Monday, August 19, 2019
Free Yellow Wallpaper Essays: Womens Subordination :: Yellow Wallpaper essays
Women's Subordination in The Yellow Wallpaperà à à à à à "The Yellow Wallpaper," written in 1892 by Charlotte Perkins Gilman, is a chilling study of insanity. It is a bitter story of a young woman driven to insanity by a "loving" husband-doctor, who imposes Mitchell's "rest cure."1 This short story vividly reflects a woman in torment. This story starts out with a hysterical woman who is overprotected by her "loving" husband John. She is taken to a summer home to recover from a nervous condition. She is told to rest and sleep; she is not even allowed to write. "I must put this away,--he hates to have me write a word." This shows how controlling John is over her as both husband and doctor. She is "absolutely forbidden to "work" until" she's "well again." Here, John seems to be more of a father than a husband. Like the husband in Ibsen's A Doll House, John is being the dominant person in the marriage: a sign of typical middle-class. Although the narrator feels desperate, John tells her that there is "no reason" for how she feels; she must dismiss those "silly fantasies." In other words, John treats her like a child and gives her reason to doubt herself. "Of course it is only nervousness," she decides. She tries to rest, to do as she is told, like a child, but suffers because John does not believe that she is ill. This makes her feel inadequate and unsure of her own sanity.
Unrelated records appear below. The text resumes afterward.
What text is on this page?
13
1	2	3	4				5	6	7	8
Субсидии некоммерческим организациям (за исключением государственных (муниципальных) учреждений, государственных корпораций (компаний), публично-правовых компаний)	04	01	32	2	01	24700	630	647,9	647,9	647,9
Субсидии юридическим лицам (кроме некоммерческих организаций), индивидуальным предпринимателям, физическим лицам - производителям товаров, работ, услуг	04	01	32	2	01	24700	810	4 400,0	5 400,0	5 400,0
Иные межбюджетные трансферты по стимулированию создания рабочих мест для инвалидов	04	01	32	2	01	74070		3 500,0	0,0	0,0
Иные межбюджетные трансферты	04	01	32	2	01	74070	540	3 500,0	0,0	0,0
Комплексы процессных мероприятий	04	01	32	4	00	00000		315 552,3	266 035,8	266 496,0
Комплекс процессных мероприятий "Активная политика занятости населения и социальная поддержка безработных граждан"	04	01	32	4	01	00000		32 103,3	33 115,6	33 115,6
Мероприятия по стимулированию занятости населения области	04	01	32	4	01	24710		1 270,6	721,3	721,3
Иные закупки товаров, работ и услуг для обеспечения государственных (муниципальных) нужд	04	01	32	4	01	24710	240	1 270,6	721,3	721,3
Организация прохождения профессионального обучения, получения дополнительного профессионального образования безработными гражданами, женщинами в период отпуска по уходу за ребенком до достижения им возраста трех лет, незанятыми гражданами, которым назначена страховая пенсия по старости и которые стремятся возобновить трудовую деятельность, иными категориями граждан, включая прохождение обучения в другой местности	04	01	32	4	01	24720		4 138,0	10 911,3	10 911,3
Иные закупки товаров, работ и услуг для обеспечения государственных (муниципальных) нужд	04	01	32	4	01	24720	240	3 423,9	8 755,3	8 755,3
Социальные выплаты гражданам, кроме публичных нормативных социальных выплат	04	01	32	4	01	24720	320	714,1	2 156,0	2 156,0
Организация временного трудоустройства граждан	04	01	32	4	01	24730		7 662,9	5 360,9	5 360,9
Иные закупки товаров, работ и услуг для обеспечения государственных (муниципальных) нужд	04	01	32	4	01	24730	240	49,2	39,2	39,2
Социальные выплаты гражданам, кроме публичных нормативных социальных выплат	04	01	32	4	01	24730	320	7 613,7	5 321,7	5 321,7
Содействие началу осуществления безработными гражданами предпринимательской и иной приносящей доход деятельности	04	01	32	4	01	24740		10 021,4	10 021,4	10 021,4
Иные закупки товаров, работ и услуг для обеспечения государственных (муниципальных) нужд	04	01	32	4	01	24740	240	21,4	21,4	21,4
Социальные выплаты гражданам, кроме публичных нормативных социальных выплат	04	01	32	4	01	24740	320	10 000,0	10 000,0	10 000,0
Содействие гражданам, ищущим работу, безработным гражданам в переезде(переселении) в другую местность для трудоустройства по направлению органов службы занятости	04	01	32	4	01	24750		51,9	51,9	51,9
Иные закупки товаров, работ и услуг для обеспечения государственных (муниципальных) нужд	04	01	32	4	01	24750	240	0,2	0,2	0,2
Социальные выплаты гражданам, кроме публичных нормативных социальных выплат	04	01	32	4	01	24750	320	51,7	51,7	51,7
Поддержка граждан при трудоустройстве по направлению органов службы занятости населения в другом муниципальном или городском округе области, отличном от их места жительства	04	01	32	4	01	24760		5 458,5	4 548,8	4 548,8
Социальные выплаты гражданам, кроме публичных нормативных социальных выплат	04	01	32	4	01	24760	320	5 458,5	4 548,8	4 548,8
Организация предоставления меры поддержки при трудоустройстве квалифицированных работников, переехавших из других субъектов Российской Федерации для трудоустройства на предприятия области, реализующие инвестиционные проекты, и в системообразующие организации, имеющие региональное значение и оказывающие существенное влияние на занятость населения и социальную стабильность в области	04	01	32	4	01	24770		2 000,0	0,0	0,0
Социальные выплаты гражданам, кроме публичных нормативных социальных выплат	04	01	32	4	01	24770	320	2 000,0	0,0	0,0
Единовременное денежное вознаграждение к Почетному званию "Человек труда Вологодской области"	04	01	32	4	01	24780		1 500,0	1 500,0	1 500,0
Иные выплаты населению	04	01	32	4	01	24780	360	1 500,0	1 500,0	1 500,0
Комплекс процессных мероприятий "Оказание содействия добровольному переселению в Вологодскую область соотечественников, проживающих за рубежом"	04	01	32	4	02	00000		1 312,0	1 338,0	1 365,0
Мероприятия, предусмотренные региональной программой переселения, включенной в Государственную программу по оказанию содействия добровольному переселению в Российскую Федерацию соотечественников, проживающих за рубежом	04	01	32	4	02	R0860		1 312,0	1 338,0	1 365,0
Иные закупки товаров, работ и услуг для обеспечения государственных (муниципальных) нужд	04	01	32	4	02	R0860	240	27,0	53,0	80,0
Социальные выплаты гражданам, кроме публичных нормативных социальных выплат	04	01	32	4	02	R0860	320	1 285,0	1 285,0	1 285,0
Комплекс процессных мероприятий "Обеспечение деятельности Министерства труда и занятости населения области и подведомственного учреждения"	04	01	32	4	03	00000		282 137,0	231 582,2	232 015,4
He "does not know how much I really suffer. He knows there is no reason to suffer, and that satisfies him." She feels that she should be "a good girl" and appreciate the protective love John offers to her. "He takes all care from me, and I feel so basely ungrateful not to value it more. . . . He took me in his arms and called me a blessed little goose. . . . He said I was his darling and his comfort and all he had, and that I must take care of myself for his sake, and keep well." In telling her to keep well, John just expresses more doubt about her having any real illness. She tries to discuss her feelings, but this brings only a "stern reproachful look" and she goes back to bed. "Really dear you are better," John says over and over.